8^th European Immunology Conference

Biography

Biography: Ivana Stojanovic

Abstract

Immunotherapy of autoimmune diseases with CD4⁺CD25^highFoxP3⁺ T regulatory cells (Tregs) is currently in the stage of clinical trials. Tregs used for human therapy are polyclonal, but studies in animals showed that autoantigen-specific Tregs are more effective in preventing or ameliorating the pathogenesis of autoimmune diseases compared to polyclonal Tregs. Since Tregs are usually defective in individuals with an autoimmune process, the basic idea of our research was to convert insulin-specific T effector cells into insulin-specific Tregs using various in vitro manipulations.
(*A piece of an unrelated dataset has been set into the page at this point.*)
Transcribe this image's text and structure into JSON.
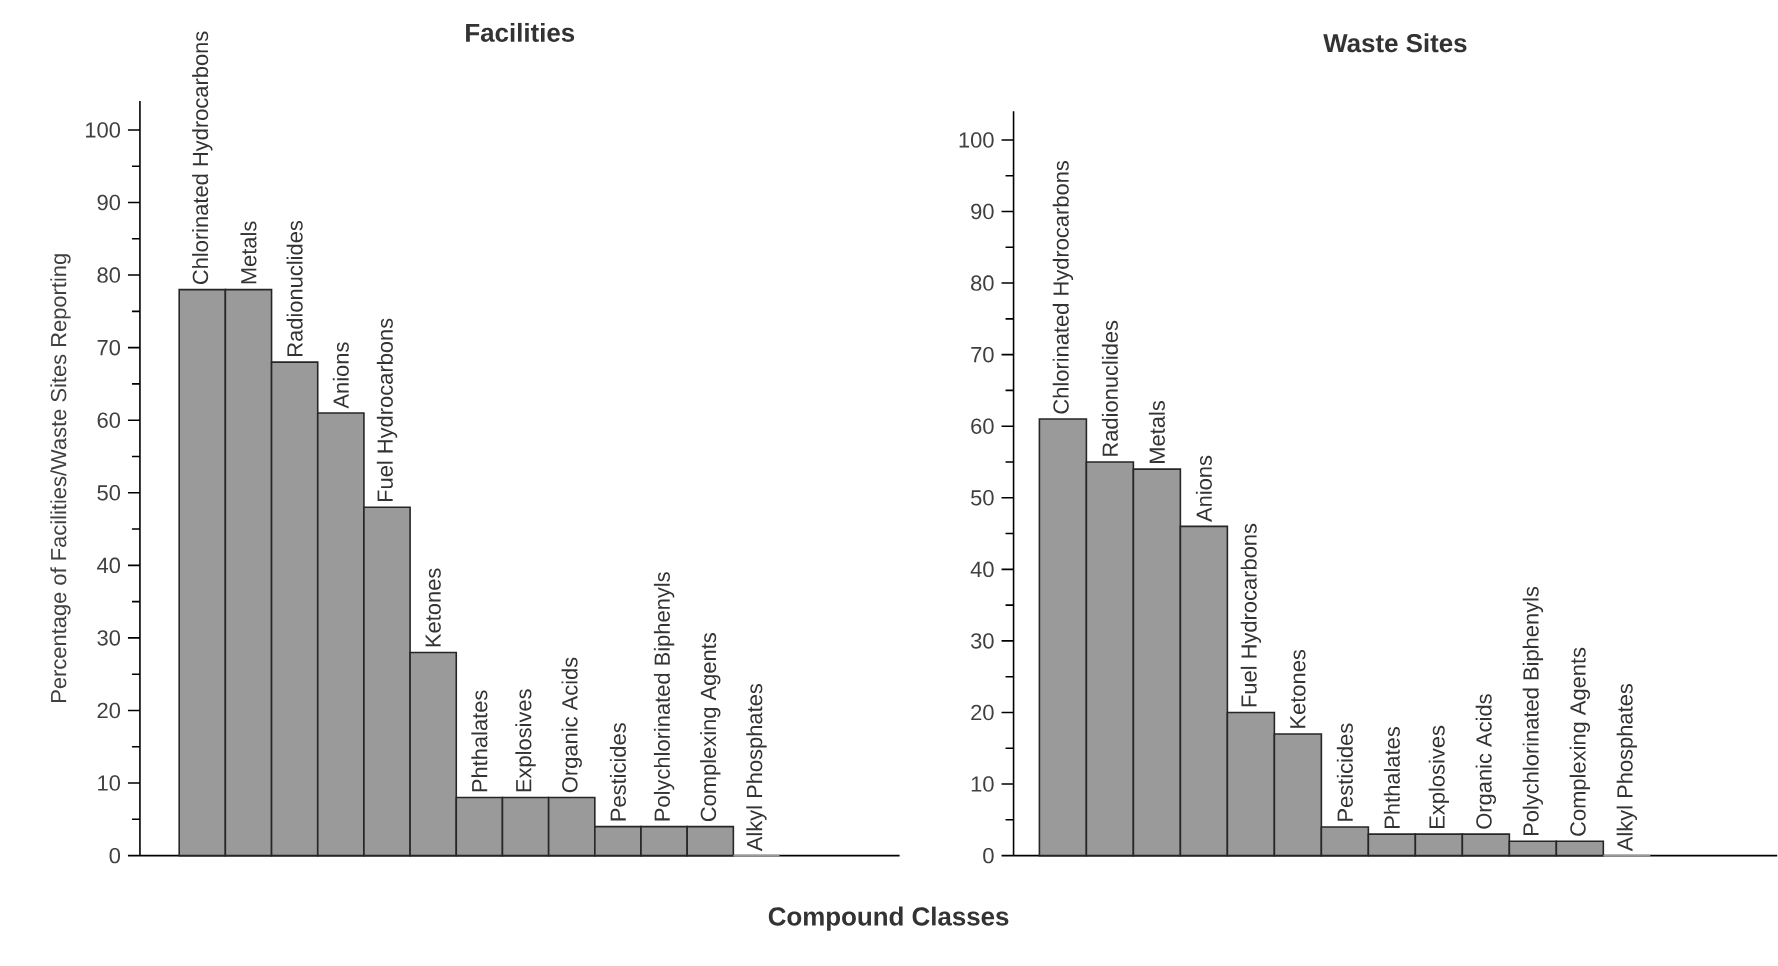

In NOD mice that develop T1D spontaneously, the occurrence of insulin-specific CD4⁺ T cells was 0,1%. In order to increase the number of insulin-specific T cells, CD4⁺ T cells were co-cultivated in vitro with autologous mature dendritic cells in the presence of insulin peptide (B9:23). The proportion of insulin-specific CD4⁺ cells after 48 h increased up to 3,4±0,1% and this level remained stable for 2 days. Insulin-specific CD4+ cells were then stained by fluorescent insulin-loaded MHC class II tetramer and sorted using flow cytometer. Obtained cells were cultured in RPMI-1640 medium supplemented with TCR stimulators (anti-CD3 and anti-CD28 antibody), recombinant IL-2 and TGF-b proteins. After 5 days, the number of CD4⁺CD25^highFoxP3⁺ Tregs reached 48%. However, further cultivation (with medium replacement every second day) did not lead to an increase in the number of Tregs, on the contrary, the Treg proportion was reduced to 14%. These results imply that it is feasible to generate antigen-specific Tregs from antigen-specific effector cells, but the protocol still requires a few modifications in order to produce sufficient number of Tregs for in vivo use.